Von Low-Carb-Eis über Keto-Proteinriegel bis hin zu zuckerfreien Getränken: Der Süßstoff Erythrit kommt in den unterschiedlichsten Lebensmitteln zum Einsatz. Neue Forschungsergebnisse haben jedoch ergeben, dass dieser Zuckerersatz die Gehirnzellen schädigen und das Schlaganfallrisiko erhöhen kann. Relevante Forschungsergebnisse wurden im Journal of Applied Physiology veröffentlicht.

Erythritol, ein Zuckeralkohol, der normalerweise aus fermentiertem Mais hergestellt wird, ist seit seiner Zulassung durch die US-amerikanische Food and Drug Administration im Jahr 2001 zu einem Zusatzstoff in Hunderten von Lebensmitteln geworden. Seine Süße beträgt etwa 80 % der von Saccharose, hat fast keine Kalorien und hat nur geringe Auswirkungen auf den Blutzucker, weshalb es von Menschen bevorzugt wird, die abnehmen und den Zucker kontrollieren möchten. Neuere Untersuchungen zeigen jedoch, dass es gesundheitliche Risiken bergen kann.
Eine Studie der University of Colorado Boulder mit 4.000 Menschen in den USA und Europa ergab, dass Männer und Frauen mit höheren Erythritspiegeln im Blut innerhalb der nächsten drei Jahre ein deutlich erhöhtes Risiko für Herzerkrankungen oder Schlaganfälle hatten. Um den Grund zu erforschen, behandelten Forscher Gefäßendothelzellen des Gehirns mit Erythrit, das dem Inhalt einer Dose zuckerfreier Getränke entsprach. Sie beobachteten Folgendes: Die Zellen produzierten weniger Stickoxid (eine Substanz, die zur Entspannung der Blutgefäße beiträgt), während Endothelin-1, das die Blutgefäße verengt, zunahm; Gleichzeitig verringerte sich die Fähigkeit der Zellen, Blutgerinnsel aufzulösen, und die Produktion freier Radikale (Stoffwechselnebenprodukte, die Zellschäden verursachen) nahm zu. Zusammen können diese Veränderungen zu einer abnormalen Funktion der Blutgefäße führen und dadurch das Schlaganfallrisiko erhöhen.

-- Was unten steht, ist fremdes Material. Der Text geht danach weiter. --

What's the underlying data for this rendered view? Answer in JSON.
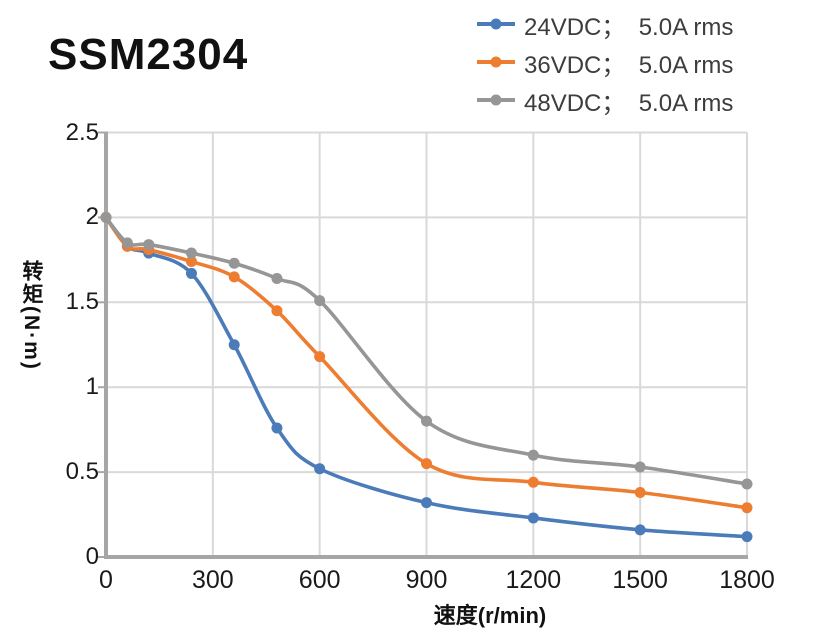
{
  "title": "SSM2304",
  "legend": {
    "items": [
      {
        "label": "24VDC；  5.0A rms",
        "color": "#4B7BB8"
      },
      {
        "label": "36VDC；  5.0A rms",
        "color": "#ED7D31"
      },
      {
        "label": "48VDC；  5.0A rms",
        "color": "#969696"
      }
    ]
  },
  "chart_data": {
    "type": "line",
    "title": "SSM2304",
    "xlabel": "速度(r/min)",
    "ylabel": "转矩(N·m)",
    "line_style": "smooth-with-markers",
    "grid": true,
    "legend_position": "top-right",
    "xlim": [
      0,
      1800
    ],
    "ylim": [
      0,
      2.5
    ],
    "x_ticks": [
      0,
      300,
      600,
      900,
      1200,
      1500,
      1800
    ],
    "y_ticks": [
      0,
      0.5,
      1,
      1.5,
      2,
      2.5
    ],
    "x_tick_labels": [
      "0",
      "300",
      "600",
      "900",
      "1200",
      "1500",
      "1800"
    ],
    "y_tick_labels": [
      "0",
      "0.5",
      "1",
      "1.5",
      "2",
      "2.5"
    ],
    "x": [
      0,
      60,
      120,
      240,
      360,
      480,
      600,
      900,
      1200,
      1500,
      1800
    ],
    "series": [
      {
        "name": "24VDC；  5.0A rms",
        "color": "#4B7BB8",
        "values": [
          2.0,
          1.83,
          1.79,
          1.67,
          1.25,
          0.76,
          0.52,
          0.32,
          0.23,
          0.16,
          0.12
        ]
      },
      {
        "name": "36VDC；  5.0A rms",
        "color": "#ED7D31",
        "values": [
          2.0,
          1.83,
          1.81,
          1.74,
          1.65,
          1.45,
          1.18,
          0.55,
          0.44,
          0.38,
          0.29
        ]
      },
      {
        "name": "48VDC；  5.0A rms",
        "color": "#969696",
        "values": [
          2.0,
          1.85,
          1.84,
          1.79,
          1.73,
          1.64,
          1.51,
          0.8,
          0.6,
          0.53,
          0.43
        ]
      }
    ]
  },
  "colors": {
    "background": "#FFFFFF",
    "gridline": "#D9D9D9",
    "axis": "#A6A6A6",
    "tick_text": "#1A1A1A",
    "legend_text": "#3D3D3D"
  }
}
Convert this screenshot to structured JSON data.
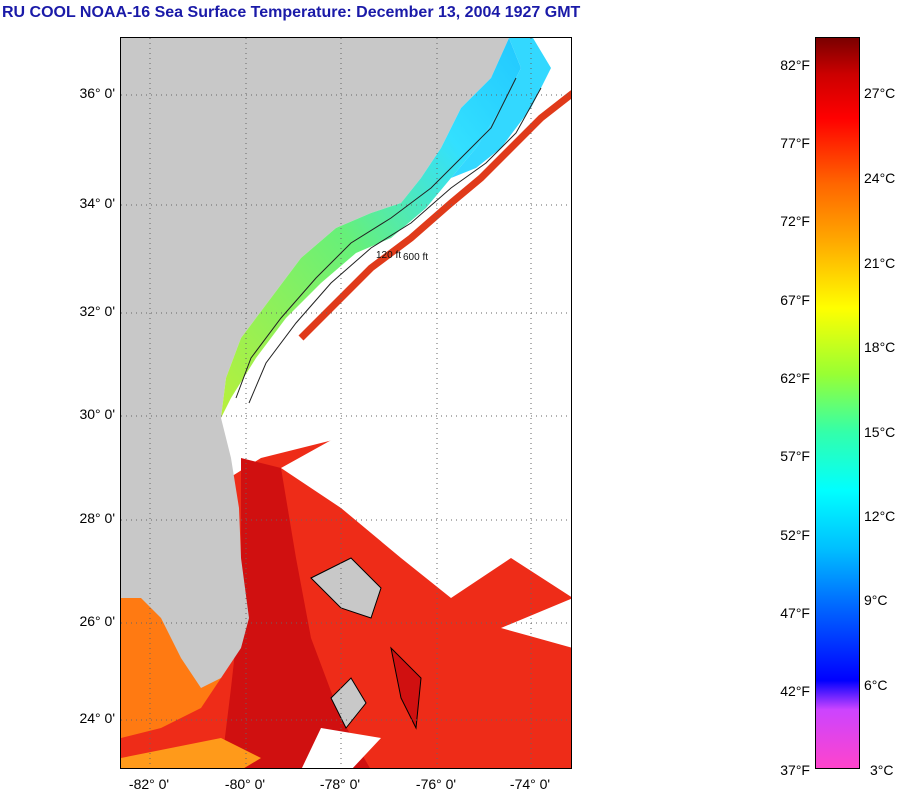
{
  "title": "RU COOL  NOAA-16  Sea Surface Temperature:  December 13, 2004 1927 GMT",
  "map": {
    "lat_labels": [
      "36° 0'",
      "34° 0'",
      "32° 0'",
      "30° 0'",
      "28° 0'",
      "26° 0'",
      "24° 0'"
    ],
    "lon_labels": [
      "-82° 0'",
      "-80° 0'",
      "-78° 0'",
      "-76° 0'",
      "-74° 0'"
    ],
    "contour_labels": [
      "120 ft",
      "600 ft"
    ],
    "colors": {
      "land": "#c8c8c8",
      "cloud": "#ffffff",
      "gulf_stream": "#e0201c",
      "shelf_cold": "#33d6ff",
      "shelf_mid": "#aaf03c"
    }
  },
  "colorbar": {
    "fahrenheit": [
      "82°F",
      "77°F",
      "72°F",
      "67°F",
      "62°F",
      "57°F",
      "52°F",
      "47°F",
      "42°F",
      "37°F"
    ],
    "celsius": [
      "27°C",
      "24°C",
      "21°C",
      "18°C",
      "15°C",
      "12°C",
      "9°C",
      "6°C",
      "3°C"
    ]
  }
}
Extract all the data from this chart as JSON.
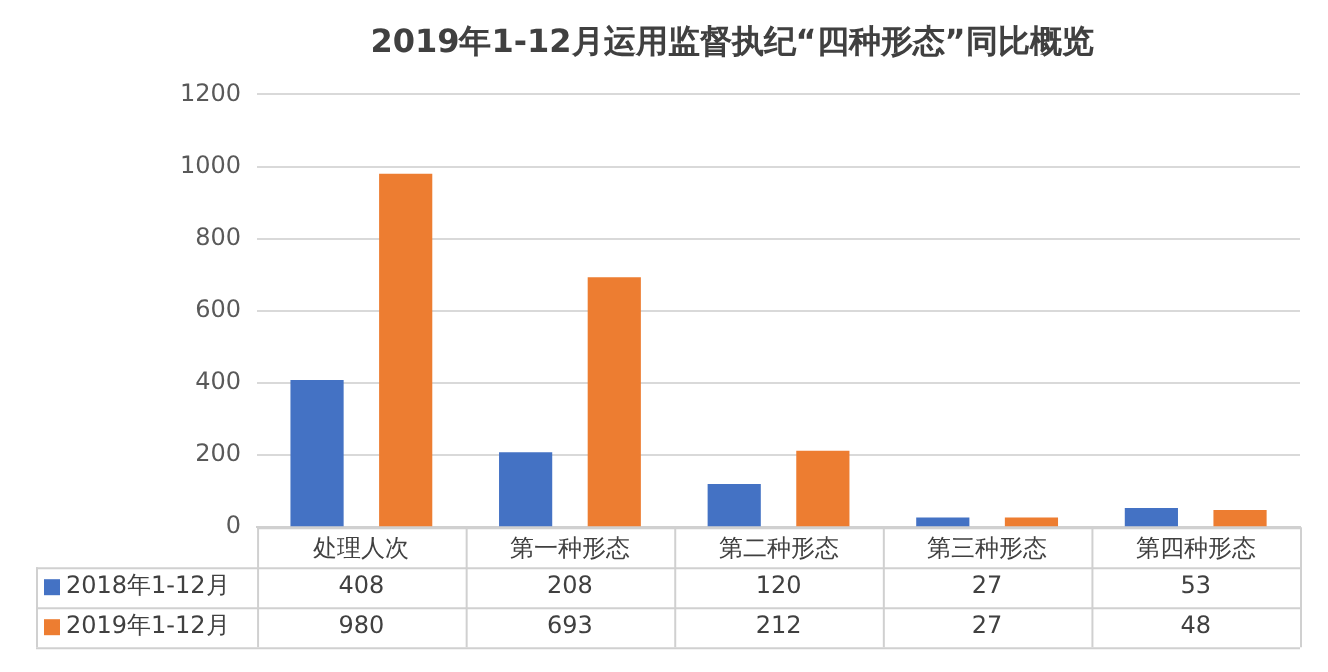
{
  "chart_data": {
    "type": "bar",
    "title": "2019年1-12月运用监督执纪“四种形态”同比概览",
    "categories": [
      "处理人次",
      "第一种形态",
      "第二种形态",
      "第三种形态",
      "第四种形态"
    ],
    "series": [
      {
        "name": "2018年1-12月",
        "color": "#4472c4",
        "values": [
          408,
          208,
          120,
          27,
          53
        ]
      },
      {
        "name": "2019年1-12月",
        "color": "#ed7d31",
        "values": [
          980,
          693,
          212,
          27,
          48
        ]
      }
    ],
    "ylim": [
      0,
      1200
    ],
    "yticks": [
      0,
      200,
      400,
      600,
      800,
      1000,
      1200
    ],
    "grid": "y",
    "legend": "bottom",
    "data_labels": true
  }
}
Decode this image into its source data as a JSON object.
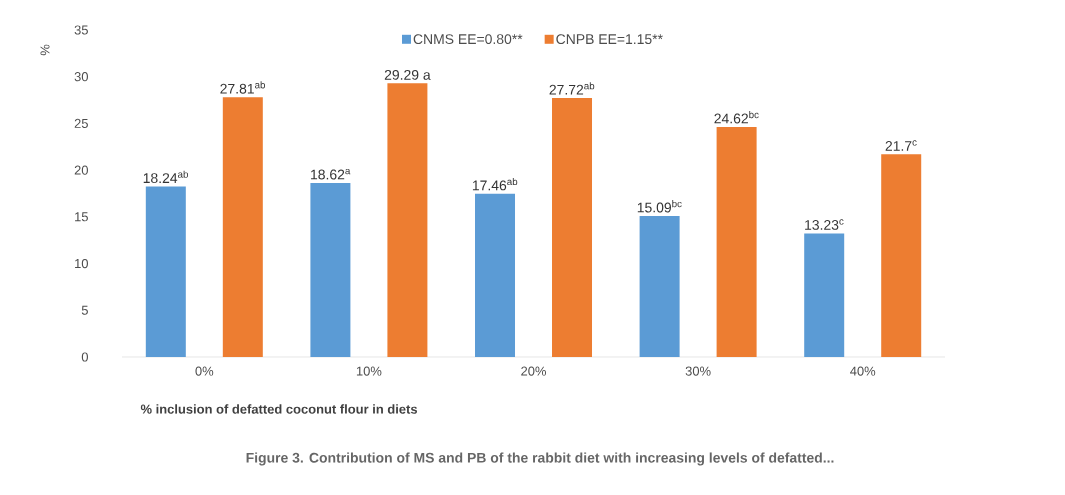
{
  "chart_data": {
    "type": "bar",
    "title": "Figure 3. Contribution of MS and PB of the rabbit diet with increasing levels of defatted...",
    "xlabel": "% inclusion of defatted coconut flour in diets",
    "ylabel": "%",
    "categories": [
      "0%",
      "10%",
      "20%",
      "30%",
      "40%"
    ],
    "series": [
      {
        "name": "CNMS EE=0.80**",
        "color": "#5b9bd5",
        "values": [
          18.24,
          18.62,
          17.46,
          15.09,
          13.23
        ],
        "value_labels": [
          "18.24$^{ab}$",
          "18.62$^{a}$",
          "17.46$^{ab}$",
          "15.09$^{bc}$",
          "13.23$^{c}$"
        ]
      },
      {
        "name": "CNPB   EE=1.15**",
        "color": "#ed7d31",
        "values": [
          27.81,
          29.29,
          27.72,
          24.62,
          21.7
        ],
        "value_labels": [
          "27.81$^{ab}$",
          "29.29 a",
          "27.72$^{ab}$",
          "24.62$^{bc}$",
          "21.7$^{c}$"
        ]
      }
    ],
    "ylim": [
      0,
      35
    ],
    "yticks": [
      0,
      5,
      10,
      15,
      20,
      25,
      30,
      35
    ],
    "grid": false,
    "legend": "top"
  }
}
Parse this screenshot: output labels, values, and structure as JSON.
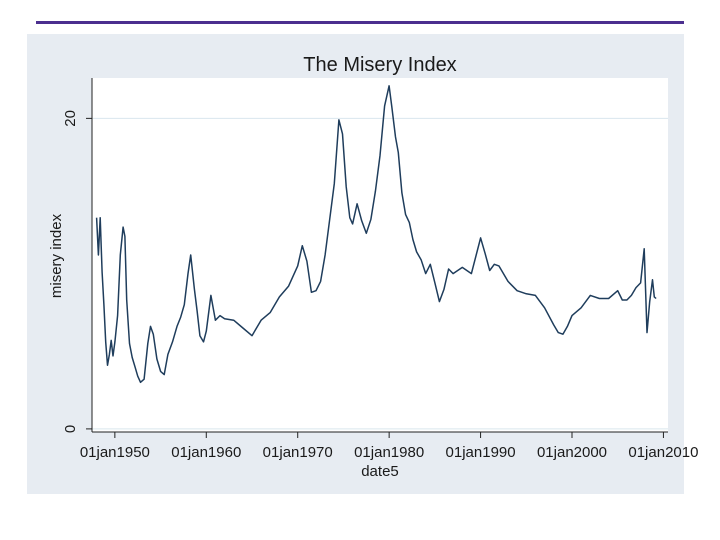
{
  "chart_data": {
    "type": "line",
    "title": "The Misery Index",
    "xlabel": "date5",
    "ylabel": "misery index",
    "xlim": [
      1947.5,
      2010.5
    ],
    "ylim": [
      -0.2,
      22.6
    ],
    "grid": true,
    "line_color": "#1f3d5c",
    "x_ticks": [
      {
        "value": 1950,
        "label": "01jan1950"
      },
      {
        "value": 1960,
        "label": "01jan1960"
      },
      {
        "value": 1970,
        "label": "01jan1970"
      },
      {
        "value": 1980,
        "label": "01jan1980"
      },
      {
        "value": 1990,
        "label": "01jan1990"
      },
      {
        "value": 2000,
        "label": "01jan2000"
      },
      {
        "value": 2010,
        "label": "01jan2010"
      }
    ],
    "y_ticks": [
      {
        "value": 0,
        "label": "0"
      },
      {
        "value": 20,
        "label": "20"
      }
    ],
    "series": [
      {
        "name": "misery index",
        "x": [
          1948.0,
          1948.2,
          1948.4,
          1948.6,
          1948.8,
          1949.0,
          1949.2,
          1949.4,
          1949.6,
          1949.8,
          1950.0,
          1950.3,
          1950.6,
          1950.9,
          1951.1,
          1951.3,
          1951.6,
          1951.9,
          1952.2,
          1952.5,
          1952.8,
          1953.2,
          1953.6,
          1953.9,
          1954.2,
          1954.6,
          1955.0,
          1955.4,
          1955.8,
          1956.3,
          1956.8,
          1957.2,
          1957.6,
          1958.0,
          1958.3,
          1958.7,
          1959.0,
          1959.3,
          1959.7,
          1960.0,
          1960.5,
          1961.0,
          1961.5,
          1962.0,
          1963.0,
          1964.0,
          1965.0,
          1966.0,
          1967.0,
          1968.0,
          1969.0,
          1970.0,
          1970.5,
          1971.0,
          1971.5,
          1972.0,
          1972.5,
          1973.0,
          1973.5,
          1974.0,
          1974.5,
          1974.9,
          1975.3,
          1975.7,
          1976.0,
          1976.5,
          1977.0,
          1977.5,
          1978.0,
          1978.5,
          1979.0,
          1979.5,
          1980.0,
          1980.3,
          1980.7,
          1981.0,
          1981.4,
          1981.8,
          1982.2,
          1982.6,
          1983.0,
          1983.5,
          1984.0,
          1984.5,
          1985.0,
          1985.5,
          1986.0,
          1986.5,
          1987.0,
          1988.0,
          1989.0,
          1990.0,
          1990.5,
          1991.0,
          1991.5,
          1992.0,
          1993.0,
          1994.0,
          1995.0,
          1996.0,
          1997.0,
          1998.0,
          1998.5,
          1999.0,
          1999.5,
          2000.0,
          2001.0,
          2002.0,
          2003.0,
          2004.0,
          2005.0,
          2005.5,
          2006.0,
          2006.5,
          2007.0,
          2007.5,
          2007.9,
          2008.2,
          2008.5,
          2008.8,
          2009.0,
          2009.2
        ],
        "values": [
          13.6,
          11.2,
          13.6,
          10.1,
          8.0,
          5.6,
          4.1,
          4.8,
          5.7,
          4.7,
          5.6,
          7.3,
          11.2,
          13.0,
          12.4,
          8.3,
          5.5,
          4.6,
          4.0,
          3.4,
          3.0,
          3.2,
          5.5,
          6.6,
          6.1,
          4.5,
          3.7,
          3.5,
          4.8,
          5.6,
          6.6,
          7.2,
          8.0,
          10.0,
          11.2,
          9.0,
          7.6,
          6.0,
          5.6,
          6.3,
          8.6,
          7.0,
          7.3,
          7.1,
          7.0,
          6.5,
          6.0,
          7.0,
          7.5,
          8.5,
          9.2,
          10.5,
          11.8,
          10.8,
          8.8,
          8.9,
          9.5,
          11.2,
          13.5,
          15.8,
          19.9,
          19.0,
          15.6,
          13.6,
          13.2,
          14.5,
          13.4,
          12.6,
          13.5,
          15.3,
          17.6,
          20.8,
          22.1,
          20.7,
          18.8,
          17.8,
          15.2,
          13.8,
          13.3,
          12.2,
          11.4,
          10.9,
          10.0,
          10.6,
          9.4,
          8.2,
          9.0,
          10.3,
          10.0,
          10.4,
          10.0,
          12.3,
          11.3,
          10.2,
          10.6,
          10.5,
          9.5,
          8.9,
          8.7,
          8.6,
          7.8,
          6.7,
          6.2,
          6.1,
          6.6,
          7.3,
          7.8,
          8.6,
          8.4,
          8.4,
          8.9,
          8.3,
          8.3,
          8.6,
          9.1,
          9.4,
          11.6,
          6.2,
          8.2,
          9.6,
          8.5,
          8.4
        ]
      }
    ]
  }
}
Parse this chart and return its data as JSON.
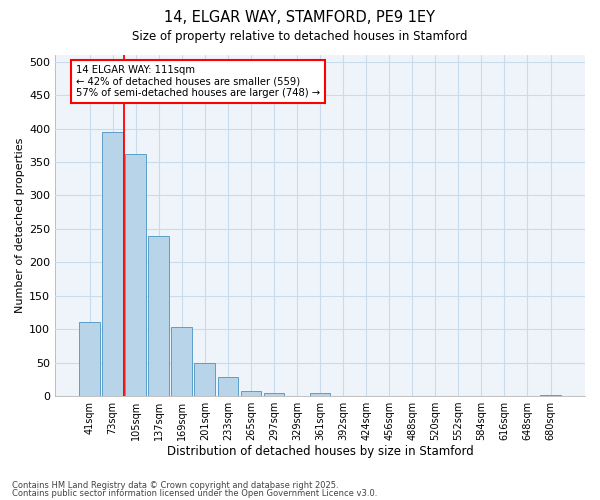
{
  "title1": "14, ELGAR WAY, STAMFORD, PE9 1EY",
  "title2": "Size of property relative to detached houses in Stamford",
  "xlabel": "Distribution of detached houses by size in Stamford",
  "ylabel": "Number of detached properties",
  "categories": [
    "41sqm",
    "73sqm",
    "105sqm",
    "137sqm",
    "169sqm",
    "201sqm",
    "233sqm",
    "265sqm",
    "297sqm",
    "329sqm",
    "361sqm",
    "392sqm",
    "424sqm",
    "456sqm",
    "488sqm",
    "520sqm",
    "552sqm",
    "584sqm",
    "616sqm",
    "648sqm",
    "680sqm"
  ],
  "values": [
    110,
    395,
    362,
    240,
    103,
    50,
    29,
    8,
    5,
    0,
    5,
    0,
    0,
    0,
    0,
    0,
    0,
    0,
    0,
    0,
    2
  ],
  "bar_color": "#b8d4e8",
  "bar_edge_color": "#5b9ec9",
  "red_line_x": 1.5,
  "annotation_line1": "14 ELGAR WAY: 111sqm",
  "annotation_line2": "← 42% of detached houses are smaller (559)",
  "annotation_line3": "57% of semi-detached houses are larger (748) →",
  "annotation_box_color": "white",
  "annotation_box_edge": "red",
  "footer1": "Contains HM Land Registry data © Crown copyright and database right 2025.",
  "footer2": "Contains public sector information licensed under the Open Government Licence v3.0.",
  "ylim": [
    0,
    510
  ],
  "yticks": [
    0,
    50,
    100,
    150,
    200,
    250,
    300,
    350,
    400,
    450,
    500
  ],
  "grid_color": "#c8dced",
  "bg_color": "#ffffff",
  "plot_bg_color": "#eef4f9"
}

Die Forscher stellten fest, dass in dem Experiment nur eine Einzeldosis Erythritol verwendet wurde und dass Menschen, die täglich mehrere Portionen des Produkts konsumieren, möglicherweise einem höheren Risiko ausgesetzt sind. Allerdings befindet sich diese Forschung noch im Laborstadium und muss noch durch weitere Versuche am Menschen verifiziert werden.
Basierend auf den verfügbaren Erkenntnissen empfehlen Forscher den Verbrauchern, die Lebensmitteletiketten sorgfältig zu lesen und den Verzehr von Lebensmitteln, die Erythrit oder andere Zuckeralkohole enthalten, zu reduzieren, um potenzielle Gesundheitsrisiken zu verringern.